I was seeing some weird effects from using black_box in conjunction with counting instructions, and then I remembered that black_box's current incarnation has to place the value on the stack.

So I tried making my own, and ended up with this, which is sadly limited to values that fit in a register (godbolt):

pub fn better_black_box(mut x: u64) -> u64 {
    unsafe { asm!("/* {x} */", x = inout(reg) x); }
    x
}

From my brief testing, it seems to result in 3 less instructions than std::hint::black_box, at this time, as counted by the CPU (what perf stat calls instructions:u, although I'm using rdpmc directly to get my data).


Might be interesting to see if we could specialize the version in libstd (based on the type) so that it's cheaper, for at least integers, but maybe there's not really any point to that. cc @Amanieu

You don't even need specialization, you can just check size_of::<T> to see if it fits in a usize and then transmute_copy it. (godbolt)

You need to avoid the case when T may have destructors, as transmute_copy will unsafely duplicate the value, but other than that, seems like it could work great, thanks! (we could presumably also have cases for types smaller than usize, or types the size of two usizes, like &[T], as long as we don't introduce extra work beyond forcing the values into registers)

Adding options(nostack) removes the push and pop instructions as well:

            asm!("/* {x} */", x = inout(reg) int_x, options(nostack));
example::better_black_box:
        mov     rax, rdi
        #APP
        #NO_APP
        ret

My latest suggestion from #74853 was consume_and_produce.
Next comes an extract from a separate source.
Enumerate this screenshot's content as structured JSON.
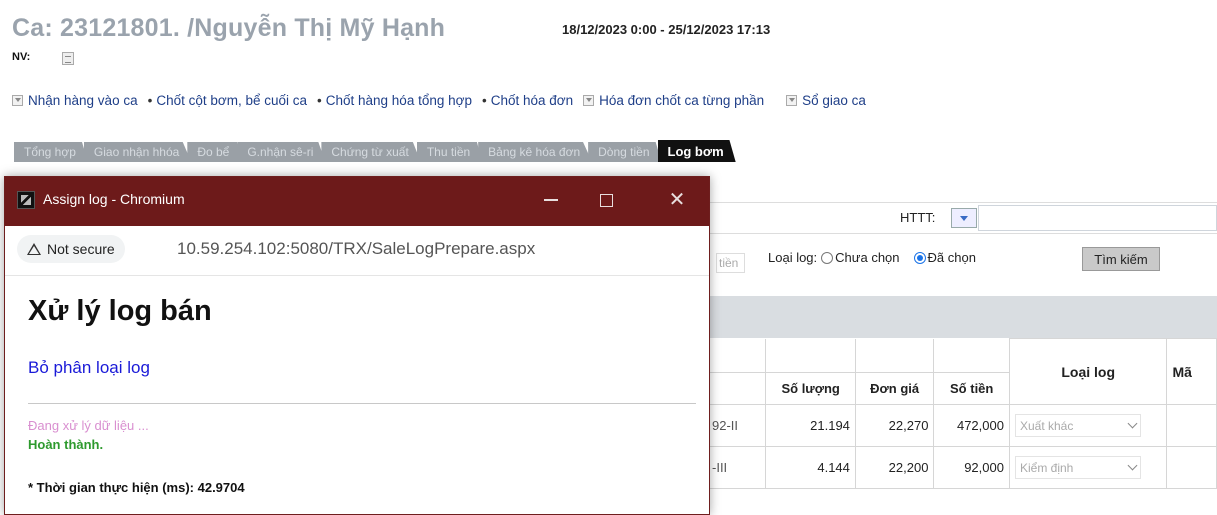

The idea being that it is a function that consumes the given value in some unspecified way, and produces a value in some unspecified way (that happens to be identical to the consumed value).
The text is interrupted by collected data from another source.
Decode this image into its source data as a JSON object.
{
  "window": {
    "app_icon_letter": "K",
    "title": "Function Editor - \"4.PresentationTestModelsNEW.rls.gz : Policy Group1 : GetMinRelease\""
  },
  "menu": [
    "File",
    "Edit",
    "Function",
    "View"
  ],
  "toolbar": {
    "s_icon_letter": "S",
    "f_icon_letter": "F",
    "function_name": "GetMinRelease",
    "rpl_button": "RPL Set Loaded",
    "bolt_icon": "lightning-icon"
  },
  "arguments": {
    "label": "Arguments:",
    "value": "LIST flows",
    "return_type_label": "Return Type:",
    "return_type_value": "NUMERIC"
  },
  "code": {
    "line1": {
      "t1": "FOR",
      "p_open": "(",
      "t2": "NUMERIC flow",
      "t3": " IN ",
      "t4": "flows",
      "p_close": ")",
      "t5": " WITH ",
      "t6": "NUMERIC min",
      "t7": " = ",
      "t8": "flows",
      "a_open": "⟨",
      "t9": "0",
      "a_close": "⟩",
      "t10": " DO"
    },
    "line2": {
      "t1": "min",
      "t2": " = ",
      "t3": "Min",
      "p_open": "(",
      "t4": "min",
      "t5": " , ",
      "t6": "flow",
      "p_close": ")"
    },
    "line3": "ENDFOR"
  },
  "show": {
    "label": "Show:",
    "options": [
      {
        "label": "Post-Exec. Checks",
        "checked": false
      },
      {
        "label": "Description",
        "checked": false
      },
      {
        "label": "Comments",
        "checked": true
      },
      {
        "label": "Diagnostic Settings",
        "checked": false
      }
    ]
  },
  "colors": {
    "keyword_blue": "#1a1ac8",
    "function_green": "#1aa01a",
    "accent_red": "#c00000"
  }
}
This hasn't seen some activity in a while. Has an acceptable default implementation for this been found? It looks like the latest "best implementation" would be a combination of the proposals by @eddyb, @Amanieu, and @m-ou-se

I made some modifications and created the following godbolt:

fn better_black_box<T>(mut x: T) -> T {
    unsafe {
        if mem::size_of::<T>() <= mem::size_of::<usize>() {
            let man_x = mem::ManuallyDrop::new(x);
            let mut int_x: usize = mem::transmute_copy(&man_x);
            asm!("/* {x} */", x = inout(reg) int_x, options(nostack));
            x = mem::transmute_copy(&int_x);
        } else {
            asm!("/* {x} */", x = in(reg) &mut x);
        }
    }
    x
}

It's a small modification from their code that makes it work for anything that'll fit in a usize (not sure if it's completely sound), and also fixes the destructor issue that @eddyb brought up, I think.

Has any consensus been come to on the name? If not, I'd like to humbly propose my own option: bench_identity. I think this name works well as it describes the actual behavior of the function (it behaves as an identity) and the purpose of the function (its use in benchmarking).

let mut int_x: usize = mem::transmute_copy(&man_x);

This line is unsound if x is smaller than usize, see the documentation for transmute_copy.

@Amanieu that's what I figured. Would we then need to do a separate branch for each integer size? Is there any way to get it to work for 3,5,6,7-byte types? I tried using a byte-array but you can't pass that directly to asm. Perhaps I could

  1. create a usize-sized zeroed byte-array
  2. transmute_copy man_x into an x-sized portion of it
  3. from_ne_bytes into a usize
  4. pass the usize through asm
  5. to_ne_bytes back into an array
  6. transmute_copy same x-sized portion of array back into x

I'll have to try that out. Would that be sound?

I'd just use the fallback path if it doesn't fit in a usize exactly.

Well as an exercise I created a version which works for any size up to 8. godbolt

For 3,5,6,7 it only saves 1 instruction, but it saves 5 stack operations. Not sure how much of a difference that makes.

Keep in mind that your code is a very artificial benchmark. In practice, the different components of a struct are likely to be in separate registers. In that case it is usually faster to store everything to memory than to do bit shuffling to fit everything in one register.

Oh absolutely. It would certainly require some more realistic benchmarks to confirm this as a viable optimization. It was just fun to implement as an exercise.